The heart of the exhibition comprises objects from the fifteenth and sixteenth centuries, when Venetian interest in the Islamic world peaked. This is abundantly clear from the numerous representations of Islamic costumes and architecture in manuscript illumination, prints, drawings, and sculpture. The point of departure for these images was Gentile Bellini's diplomatic mission to the court of Sultan Mehmet II between 1479 and 1481. During and after his visit to Istanbul, Bellini represented Islamic figures and settings in his paintings, and his many pupils, like Vittore Carpaccio and Giovanni Mansueti, followed suit. Many of these artists' most magnificent "orientalizing" paintings and drawings, now dispersed all over the world, are featured in the exhibition.

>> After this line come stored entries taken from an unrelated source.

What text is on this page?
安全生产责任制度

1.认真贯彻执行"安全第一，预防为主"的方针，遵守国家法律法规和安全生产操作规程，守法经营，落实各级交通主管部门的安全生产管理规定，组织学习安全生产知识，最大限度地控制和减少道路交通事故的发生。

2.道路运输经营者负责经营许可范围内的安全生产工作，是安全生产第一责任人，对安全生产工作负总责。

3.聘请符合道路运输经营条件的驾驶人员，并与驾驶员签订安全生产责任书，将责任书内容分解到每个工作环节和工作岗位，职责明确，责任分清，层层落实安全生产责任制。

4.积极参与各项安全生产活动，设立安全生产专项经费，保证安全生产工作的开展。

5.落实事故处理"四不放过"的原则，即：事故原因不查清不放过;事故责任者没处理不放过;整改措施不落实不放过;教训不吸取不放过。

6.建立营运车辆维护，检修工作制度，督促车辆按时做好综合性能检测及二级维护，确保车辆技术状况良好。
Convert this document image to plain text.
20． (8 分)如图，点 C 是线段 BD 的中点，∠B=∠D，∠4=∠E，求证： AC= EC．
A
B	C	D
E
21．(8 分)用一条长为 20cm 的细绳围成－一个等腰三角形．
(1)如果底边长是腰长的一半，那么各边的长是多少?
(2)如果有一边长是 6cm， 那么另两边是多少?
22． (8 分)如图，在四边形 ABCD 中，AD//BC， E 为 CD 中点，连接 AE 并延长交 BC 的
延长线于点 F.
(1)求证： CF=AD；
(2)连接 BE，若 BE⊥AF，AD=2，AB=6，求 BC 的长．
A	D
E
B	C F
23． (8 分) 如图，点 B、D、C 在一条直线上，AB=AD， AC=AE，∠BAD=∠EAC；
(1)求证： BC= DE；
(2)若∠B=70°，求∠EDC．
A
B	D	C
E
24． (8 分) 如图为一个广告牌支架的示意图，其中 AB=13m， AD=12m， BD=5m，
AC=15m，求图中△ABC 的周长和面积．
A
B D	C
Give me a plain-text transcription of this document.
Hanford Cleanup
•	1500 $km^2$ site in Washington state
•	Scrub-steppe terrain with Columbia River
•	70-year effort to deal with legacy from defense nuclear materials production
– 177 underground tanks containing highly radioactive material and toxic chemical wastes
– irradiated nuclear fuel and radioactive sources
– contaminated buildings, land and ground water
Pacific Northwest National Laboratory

In the second half of the sixteenth century, Venetian relations with its Near Eastern neighbors became more complex. While trade between the two spheres generally continued as frequently as ever, Venetians often felt threatened by Ottoman military might and began representing Muslim subjects in less sympathetic ways, as seen in Venetian prints, drawings, and even wooden ship decorations. At the same time, Ottoman-style arms and armor were at the height of popularity in Venice. Elaborately decorated Turkish shields and quivers, along with their Venetian imitations from the armory of the Doge's Palace, are included in the exhibition.

An impressive number of Venetian institutions, including the Armeria del Palazzo Ducale, the Basilica and Tesoro di San Marco, the Biblioteca dei Frati Minori di San Michele ad Isola, the Biblioteca Nazionale Marciana, Santa Maria Gloriosa dei Frari, the Fondazione Giorgio Cini, the Gallerie dell'Accademia, the Museo Civico Correr, the Museo Franchetti alla Ca' D'Oro, the Museo Storico Navale, the Museo Vetrario, and the Scuola Grande di San Rocco, are lenders to the exhibition. Other European museums, libraries, and private collections in Berlin, Düsseldorf, Frankfurt-am-Main, Munich, Stuttgart, Ecoen, Paris, Sèvres, Cividale del Friuli, Florence, Milan, Padua, Rome, Verona, Chatsworth, and London have also lent major works, as have U.S. museums in Corning, Baltimore, New York, Princeton, Saint Louis, and Washington, D.C.